Theoretical Orientation

Psychodynamic Theory

Psychodynamic theory holds that much of what determines our emotional lives operates outside of conscious awareness. Patterns of feeling, relating, and self-organization that developed in response to early environments continue to shape how a person moves through the world; often in ways that feel repetitive, confusing, or at contradictory to what they consciously want. Psychodynamic work attends to these patterns with curiosity rather than correction. The aim is not to eliminate symptoms but to expand a person's capacity to understand, tolerate, and make meaningful choices about their inner life. In my practice, this means paying close attention to affect, defense, and the ways a person has learned to manage experiences of vulnerability, desire, loss, and aggression; including within the therapeutic relationship itself.

My scholarly and clinical work is informed by several overlapping traditions in psychoanalytic thought, continental philosophy, and queer and trans of color theory. Together, these frameworks shape how I understand the therapeutic encounter, what I listen for, and how I think about change.

Relational Psychoanalysis

Relational psychoanalysis extends psychodynamic thinking by foregrounding the role of relationships, past and present, in the formation of psychic life. Rather than locating distress solely within the individual, relational theory understands the self as constituted through interaction: we become who we are in the context of the people and systems that hold us, fail us, recognize us, or refuse to. In the consulting room, this means the relationship between therapist and patient is not merely a backdrop for treatment: it is the treatment. I attend carefully to what unfolds between us in the room: patterns of trust and mistrust, moments of attunement and misattunement, experiences of rupture and repair. These dynamics often recapitulate a person's earliest relational experiences, and working through them together, in real time, is one of the most powerful mechanisms of therapeutic change.

Deconstructive Ethics

My clinical thinking is also informed by the tradition of deconstructive ethics, particularly the work of Jacques Derrida, Emmanuel Levinas, and Judith Butler. These thinkers have shaped how I understand the ethical dimensions of the therapeutic encounter: the irreducible otherness of the person before me and in myself, the limits of what can be known or named, and the responsibility that arises precisely from that uncertainty. Derrida's attention to what exceeds or destabilizes fixed categories informs how I hold questions of identity, diagnosis, and narrative in therapy. Not as settled truths but as ongoing constructions that serve particular purposes and carry particular costs. Levinas's insistence on the primacy of the ethical relation , or the demand that the other's suffering places on us before any framework or theory, also grounds my commitment to a practice that begins with responsiveness rather than mastery. Similarly Butler's work on grievability, vulnerability, and the conditions under which a life becomes legible extends these concerns into the social field, asking whose suffering is recognized by the systems designed to name and treat it. In practice, this orientation keeps me attentive to what a clinical framework makes visible and what it forecloses, and it sustains a posture of humility toward the complexity of the people I work with.

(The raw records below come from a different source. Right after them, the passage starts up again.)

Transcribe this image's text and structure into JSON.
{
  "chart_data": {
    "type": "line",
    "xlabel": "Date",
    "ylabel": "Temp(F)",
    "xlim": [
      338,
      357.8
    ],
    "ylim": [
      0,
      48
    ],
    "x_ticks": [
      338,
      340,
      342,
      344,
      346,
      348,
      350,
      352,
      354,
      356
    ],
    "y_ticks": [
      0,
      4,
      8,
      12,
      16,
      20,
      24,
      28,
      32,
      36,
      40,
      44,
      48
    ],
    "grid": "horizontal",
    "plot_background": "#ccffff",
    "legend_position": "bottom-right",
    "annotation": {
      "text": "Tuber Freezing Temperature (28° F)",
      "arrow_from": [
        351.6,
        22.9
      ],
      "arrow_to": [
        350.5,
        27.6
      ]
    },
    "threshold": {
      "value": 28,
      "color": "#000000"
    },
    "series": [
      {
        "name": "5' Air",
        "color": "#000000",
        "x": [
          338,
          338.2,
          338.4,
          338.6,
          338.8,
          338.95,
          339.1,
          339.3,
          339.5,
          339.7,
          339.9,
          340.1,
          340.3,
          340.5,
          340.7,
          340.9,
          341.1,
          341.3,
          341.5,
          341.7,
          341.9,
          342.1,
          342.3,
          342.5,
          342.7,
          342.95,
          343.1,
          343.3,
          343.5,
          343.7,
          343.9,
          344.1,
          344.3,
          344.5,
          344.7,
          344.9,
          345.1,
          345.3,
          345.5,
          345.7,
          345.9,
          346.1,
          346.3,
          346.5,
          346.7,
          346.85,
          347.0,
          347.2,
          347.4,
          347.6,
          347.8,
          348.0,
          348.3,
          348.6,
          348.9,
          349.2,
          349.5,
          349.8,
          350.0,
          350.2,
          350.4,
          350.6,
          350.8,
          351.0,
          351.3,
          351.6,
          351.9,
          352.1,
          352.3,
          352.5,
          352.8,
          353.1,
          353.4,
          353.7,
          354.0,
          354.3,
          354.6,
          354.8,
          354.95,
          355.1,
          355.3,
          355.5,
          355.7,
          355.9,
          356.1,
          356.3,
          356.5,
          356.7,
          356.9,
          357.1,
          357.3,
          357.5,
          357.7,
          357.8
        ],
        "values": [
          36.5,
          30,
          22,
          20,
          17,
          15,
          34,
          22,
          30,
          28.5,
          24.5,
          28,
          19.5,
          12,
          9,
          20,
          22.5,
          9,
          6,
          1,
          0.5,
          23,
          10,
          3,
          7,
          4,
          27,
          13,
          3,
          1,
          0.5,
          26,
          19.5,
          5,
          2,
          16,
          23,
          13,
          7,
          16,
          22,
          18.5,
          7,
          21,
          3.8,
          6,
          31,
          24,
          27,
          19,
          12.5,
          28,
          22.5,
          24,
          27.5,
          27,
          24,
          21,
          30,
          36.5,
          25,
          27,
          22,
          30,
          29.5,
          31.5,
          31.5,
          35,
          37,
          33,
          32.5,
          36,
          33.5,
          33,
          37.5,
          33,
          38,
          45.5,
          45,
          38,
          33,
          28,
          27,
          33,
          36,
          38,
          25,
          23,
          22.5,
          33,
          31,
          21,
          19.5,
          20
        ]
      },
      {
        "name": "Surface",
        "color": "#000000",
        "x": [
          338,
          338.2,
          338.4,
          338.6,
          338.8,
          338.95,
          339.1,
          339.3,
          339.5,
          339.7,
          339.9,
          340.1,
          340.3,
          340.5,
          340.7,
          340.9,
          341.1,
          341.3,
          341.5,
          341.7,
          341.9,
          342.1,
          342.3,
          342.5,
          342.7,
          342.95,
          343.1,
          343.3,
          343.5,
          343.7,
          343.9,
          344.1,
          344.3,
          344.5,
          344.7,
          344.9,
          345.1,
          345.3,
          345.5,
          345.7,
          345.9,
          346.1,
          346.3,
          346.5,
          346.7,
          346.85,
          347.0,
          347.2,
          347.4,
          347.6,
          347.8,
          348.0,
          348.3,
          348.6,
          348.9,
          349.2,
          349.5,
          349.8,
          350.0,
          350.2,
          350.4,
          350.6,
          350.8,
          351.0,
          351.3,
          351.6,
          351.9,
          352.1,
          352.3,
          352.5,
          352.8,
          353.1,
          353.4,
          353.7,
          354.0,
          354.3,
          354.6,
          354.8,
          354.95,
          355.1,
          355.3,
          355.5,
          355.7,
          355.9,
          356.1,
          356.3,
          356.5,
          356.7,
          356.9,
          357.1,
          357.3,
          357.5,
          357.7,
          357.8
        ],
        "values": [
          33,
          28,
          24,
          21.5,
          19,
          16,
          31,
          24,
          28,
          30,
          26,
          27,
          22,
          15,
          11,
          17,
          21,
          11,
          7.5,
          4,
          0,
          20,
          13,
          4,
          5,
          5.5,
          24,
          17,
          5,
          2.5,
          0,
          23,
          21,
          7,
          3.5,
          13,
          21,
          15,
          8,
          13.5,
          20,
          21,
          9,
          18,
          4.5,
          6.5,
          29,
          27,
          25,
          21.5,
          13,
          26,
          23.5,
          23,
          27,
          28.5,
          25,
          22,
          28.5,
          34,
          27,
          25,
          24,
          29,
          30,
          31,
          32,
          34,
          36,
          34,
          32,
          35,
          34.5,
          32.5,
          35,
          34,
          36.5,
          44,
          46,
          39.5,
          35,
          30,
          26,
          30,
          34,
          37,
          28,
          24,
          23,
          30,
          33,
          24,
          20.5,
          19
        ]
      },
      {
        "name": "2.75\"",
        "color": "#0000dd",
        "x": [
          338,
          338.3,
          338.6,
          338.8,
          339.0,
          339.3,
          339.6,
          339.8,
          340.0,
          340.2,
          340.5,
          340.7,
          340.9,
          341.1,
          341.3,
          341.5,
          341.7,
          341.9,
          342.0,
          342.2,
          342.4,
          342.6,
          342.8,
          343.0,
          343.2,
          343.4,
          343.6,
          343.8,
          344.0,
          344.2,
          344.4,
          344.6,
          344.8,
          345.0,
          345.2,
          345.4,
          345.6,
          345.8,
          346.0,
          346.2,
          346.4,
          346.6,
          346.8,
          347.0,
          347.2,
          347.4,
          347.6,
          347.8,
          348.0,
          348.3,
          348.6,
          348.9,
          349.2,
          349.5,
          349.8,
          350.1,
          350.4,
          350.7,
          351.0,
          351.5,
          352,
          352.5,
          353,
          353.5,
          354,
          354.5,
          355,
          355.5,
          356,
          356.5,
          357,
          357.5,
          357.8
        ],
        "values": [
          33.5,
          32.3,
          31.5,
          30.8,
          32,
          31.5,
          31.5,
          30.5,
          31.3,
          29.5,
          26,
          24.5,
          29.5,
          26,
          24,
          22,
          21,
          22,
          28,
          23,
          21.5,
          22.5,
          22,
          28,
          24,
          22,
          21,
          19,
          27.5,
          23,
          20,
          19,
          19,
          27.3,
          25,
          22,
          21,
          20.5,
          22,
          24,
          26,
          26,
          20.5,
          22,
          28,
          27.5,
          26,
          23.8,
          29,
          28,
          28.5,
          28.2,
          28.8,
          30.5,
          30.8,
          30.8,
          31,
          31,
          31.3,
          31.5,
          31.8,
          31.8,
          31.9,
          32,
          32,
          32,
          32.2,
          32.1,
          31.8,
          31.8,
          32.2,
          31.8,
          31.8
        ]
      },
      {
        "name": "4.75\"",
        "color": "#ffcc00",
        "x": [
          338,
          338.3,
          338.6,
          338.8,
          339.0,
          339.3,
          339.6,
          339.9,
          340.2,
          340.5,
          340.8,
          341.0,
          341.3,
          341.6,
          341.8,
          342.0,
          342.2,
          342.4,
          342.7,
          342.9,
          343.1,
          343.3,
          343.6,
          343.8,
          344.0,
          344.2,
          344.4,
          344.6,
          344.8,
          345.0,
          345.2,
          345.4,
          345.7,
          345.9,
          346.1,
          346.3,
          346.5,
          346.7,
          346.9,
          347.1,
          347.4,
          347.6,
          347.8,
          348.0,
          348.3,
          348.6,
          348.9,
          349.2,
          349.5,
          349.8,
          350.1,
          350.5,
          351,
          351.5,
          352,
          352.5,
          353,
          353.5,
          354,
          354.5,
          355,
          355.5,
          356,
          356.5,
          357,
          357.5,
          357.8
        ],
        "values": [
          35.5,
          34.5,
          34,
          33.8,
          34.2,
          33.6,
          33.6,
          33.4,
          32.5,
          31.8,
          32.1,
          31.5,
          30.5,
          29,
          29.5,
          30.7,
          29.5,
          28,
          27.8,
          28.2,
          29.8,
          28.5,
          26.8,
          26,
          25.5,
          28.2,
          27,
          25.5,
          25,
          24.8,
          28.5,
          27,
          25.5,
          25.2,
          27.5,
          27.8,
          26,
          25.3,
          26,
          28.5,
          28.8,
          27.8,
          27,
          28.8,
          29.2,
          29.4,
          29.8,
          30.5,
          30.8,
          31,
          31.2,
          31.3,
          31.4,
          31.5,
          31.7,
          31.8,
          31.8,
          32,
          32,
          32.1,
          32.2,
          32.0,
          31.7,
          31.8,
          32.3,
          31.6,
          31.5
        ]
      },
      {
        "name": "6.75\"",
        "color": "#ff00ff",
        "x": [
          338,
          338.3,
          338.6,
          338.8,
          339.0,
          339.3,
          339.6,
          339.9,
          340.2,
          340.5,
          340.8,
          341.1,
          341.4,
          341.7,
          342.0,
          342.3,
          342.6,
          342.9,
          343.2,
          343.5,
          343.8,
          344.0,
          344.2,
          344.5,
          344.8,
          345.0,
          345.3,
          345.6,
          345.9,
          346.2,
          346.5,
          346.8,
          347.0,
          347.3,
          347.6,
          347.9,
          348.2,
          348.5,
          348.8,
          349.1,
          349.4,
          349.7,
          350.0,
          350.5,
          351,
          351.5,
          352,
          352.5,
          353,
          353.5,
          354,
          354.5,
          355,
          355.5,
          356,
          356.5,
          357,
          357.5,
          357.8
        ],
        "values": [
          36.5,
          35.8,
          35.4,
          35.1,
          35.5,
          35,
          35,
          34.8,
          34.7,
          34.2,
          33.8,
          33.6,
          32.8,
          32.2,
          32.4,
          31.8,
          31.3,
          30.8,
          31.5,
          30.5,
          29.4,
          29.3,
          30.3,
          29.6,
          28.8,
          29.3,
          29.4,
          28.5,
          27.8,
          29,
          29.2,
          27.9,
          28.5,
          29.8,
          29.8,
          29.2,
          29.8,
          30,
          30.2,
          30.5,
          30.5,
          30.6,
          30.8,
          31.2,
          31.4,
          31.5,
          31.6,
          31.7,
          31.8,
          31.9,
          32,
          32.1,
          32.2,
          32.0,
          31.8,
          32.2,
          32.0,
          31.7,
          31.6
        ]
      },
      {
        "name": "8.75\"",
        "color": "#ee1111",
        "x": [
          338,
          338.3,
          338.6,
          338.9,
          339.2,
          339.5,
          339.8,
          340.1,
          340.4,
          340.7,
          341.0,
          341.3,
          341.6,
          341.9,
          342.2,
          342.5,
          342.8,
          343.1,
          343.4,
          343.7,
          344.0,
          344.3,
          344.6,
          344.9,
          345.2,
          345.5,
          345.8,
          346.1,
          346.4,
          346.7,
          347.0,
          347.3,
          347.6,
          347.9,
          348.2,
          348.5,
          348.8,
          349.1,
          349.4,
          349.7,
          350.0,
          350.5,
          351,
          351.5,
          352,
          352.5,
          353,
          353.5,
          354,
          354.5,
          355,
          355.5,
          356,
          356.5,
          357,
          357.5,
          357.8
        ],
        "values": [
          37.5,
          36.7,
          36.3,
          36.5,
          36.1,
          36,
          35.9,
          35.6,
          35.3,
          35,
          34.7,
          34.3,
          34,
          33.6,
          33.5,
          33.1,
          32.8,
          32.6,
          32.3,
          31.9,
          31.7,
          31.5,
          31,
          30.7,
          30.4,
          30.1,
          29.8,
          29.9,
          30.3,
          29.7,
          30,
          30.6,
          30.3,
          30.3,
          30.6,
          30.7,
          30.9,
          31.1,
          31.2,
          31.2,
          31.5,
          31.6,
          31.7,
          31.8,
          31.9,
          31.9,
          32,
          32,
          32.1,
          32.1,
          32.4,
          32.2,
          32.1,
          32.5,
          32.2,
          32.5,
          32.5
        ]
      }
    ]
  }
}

Queer & Trans of Color Critique

Finally, my work is deeply shaped by queer of color critique and trans of color theory, examining how race, gender, sexuality, and class are not discrete categories but mutually constituting forces that organize both social life and psychic experience. These frameworks inform how I understand diagnosis, symptom presentation, and the clinical encounter itself. Many of the experiences that traditional clinical models pathologize (such as affective intensity, relational ambivalence, dissociation, distrust of institutions) are often coherent and even creative responses to conditions of sustained systemic violence. Rather than treating these as dysfunctional or pathological, I understand them as survival strategies that carry real intelligence about the worlds my patients have had to navigate. This perspective does not replace clinical training; it deepens it. It asks the clinician to take seriously the psychic stakes in systems organized around exclusion, and to recognize that many patients arrive in therapy having already done extraordinary work to survive. The task of the consulting room is not to fix what is broken but to understand what was built, and under what conditions, so that something new becomes possible.